"It looks as if one might have all kinds of adventures there," added Lindsay Hepburn gleefully.

The inside proved just as satisfactory as the outside. It was delightful to sit down to tea in a great dining-hall, with a carved roof, and walls hung with spears, shields, and stags' antlers.

"I feel we oughtn't to be drinking tea," said Cicely Chalmers. "I'm sure they didn't have it in Queen Elizabeth's times. It was tankards of ale or mead in those days."

"Don't finish your cup, then, if you wish to imagine yourself entirely in the past," said Mildred Roper. "I'm afraid you'll have to leave the marmalade too. That's quite a modern invention, and so are the Bath buns."

"Don't be horrid!" said Cicely. "It really is an old-fashioned place. Lindsay and I have got the quaintest panelled bedroom you could possibly imagine.
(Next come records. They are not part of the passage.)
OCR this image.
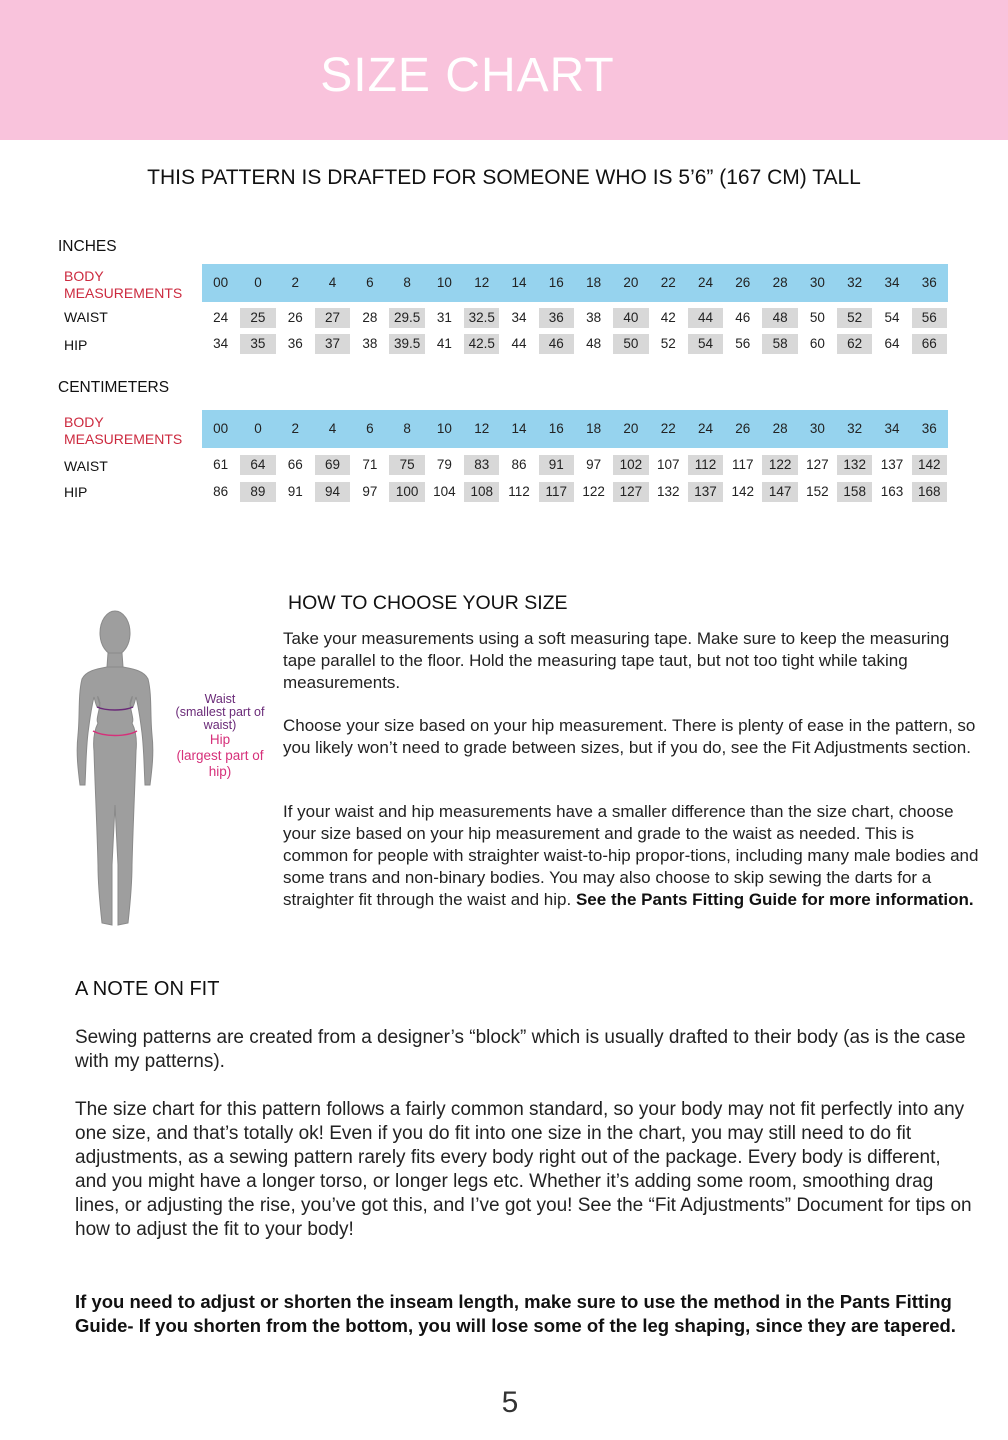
SIZE CHART
THIS PATTERN IS DRAFTED FOR SOMEONE WHO IS 5’6” (167 CM) TALL
INCHES
BODY
MEASUREMENTS
00	0	2	4	6	8	10	12	14	16	18	20	22	24	26	28	30	32	34	36
WAIST	24	25	26	27	28	29.5	31	32.5	34	36	38	40	42	44	46	48	50	52	54	56
HIP	34	35	36	37	38	39.5	41	42.5	44	46	48	50	52	54	56	58	60	62	64	66
CENTIMETERS
BODY
MEASUREMENTS
00	0	2	4	6	8	10	12	14	16	18	20	22	24	26	28	30	32	34	36
WAIST	61	64	66	69	71	75	79	83	86	91	97	102	107	112	117	122	127	132	137	142
HIP	86	89	91	94	97	100	104	108	112	117	122	127	132	137	142	147	152	158	163	168
Waist
(smallest part of
waist)
Hip
(largest part of
hip)
HOW TO CHOOSE YOUR SIZE
Take your measurements using a soft measuring tape. Make sure to keep the measuring tape parallel to the floor. Hold the measuring tape taut, but not too tight while taking measurements.
Choose your size based on your hip measurement. There is plenty of ease in the pattern, so you likely won’t need to grade between sizes, but if you do, see the Fit Adjustments section.
If your waist and hip measurements have a smaller difference than the size chart, choose your size based on your hip measurement and grade to the waist as needed. This is common for people with straighter waist-to-hip propor-tions, including many male bodies and some trans and non-binary bodies. You may also choose to skip sewing the darts for a straighter fit through the waist and hip. See the Pants Fitting Guide for more information.
A NOTE ON FIT
Sewing patterns are created from a designer’s “block” which is usually drafted to their body (as is the case with my patterns).
The size chart for this pattern follows a fairly common standard, so your body may not fit perfectly into any one size, and that’s totally ok! Even if you do fit into one size in the chart, you may still need to do fit adjustments, as a sewing pattern rarely fits every body right out of the package. Every body is different, and you might have a longer torso, or longer legs etc. Whether it’s adding some room, smoothing drag lines, or adjusting the rise, you’ve got this, and I’ve got you! See the “Fit Adjustments” Document for tips on how to adjust the fit to your body!
If you need to adjust or shorten the inseam length, make sure to use the method in the Pants Fitting Guide- If you shorten from the bottom, you will lose some of the leg shaping, since they are tapered.
5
There's a great four-post bed, with yellow brocaded curtains; it's big enough to hold six, instead of only two."

"And there's a lovely library, and a picture gallery, and ever so many queer rooms and long passages upstairs," put in Nora Proctor. "I got quite lost, and couldn't find my way down at first."

"So did I," said Beryl Austen. "I tried to explore a little, but it looked so dim and dark I didn't dare to go alone, so I turned back. I thought I might meet a Cavalier or a Roundhead on the landing!"

Beryl was not the only one to whom their new quarters seemed rather weird and strange on this first evening of their arrival. After being accustomed to electric light and modern bedrooms, it was a great change to walk upstairs with candles to antique chambers that might have belonged to the Middle Ages.

"Don't be silly, girls!" exclaimed Miss Russell indignantly, as they scurried past the suits of armour in the picture gallery. "I shall not allow any absurd nonsense of this kind. You have no more to be afraid of here than you had at Winterburn Lodge. I will take you over the house to-morrow and show you everything, and when you study the real history of the place you won't want to concern yourselves with silly superstitions."

Though the old Manor might look ghostly by night, it wore a bright and cheerful aspect in the sunshine of next morning, and not even the most ardent of Cockneys would have wished herself back among streets and squares. It certainly seemed more interesting to learn lessons sitting on tall-backed oak chairs at a carved table, than at desks in an ordinary schoolroom, furnished with maps and blackboard. The teachers enjoyed it as much as the girls, and everybody had a delightfully romantic feeling of being transferred to the reign of Queen Elizabeth.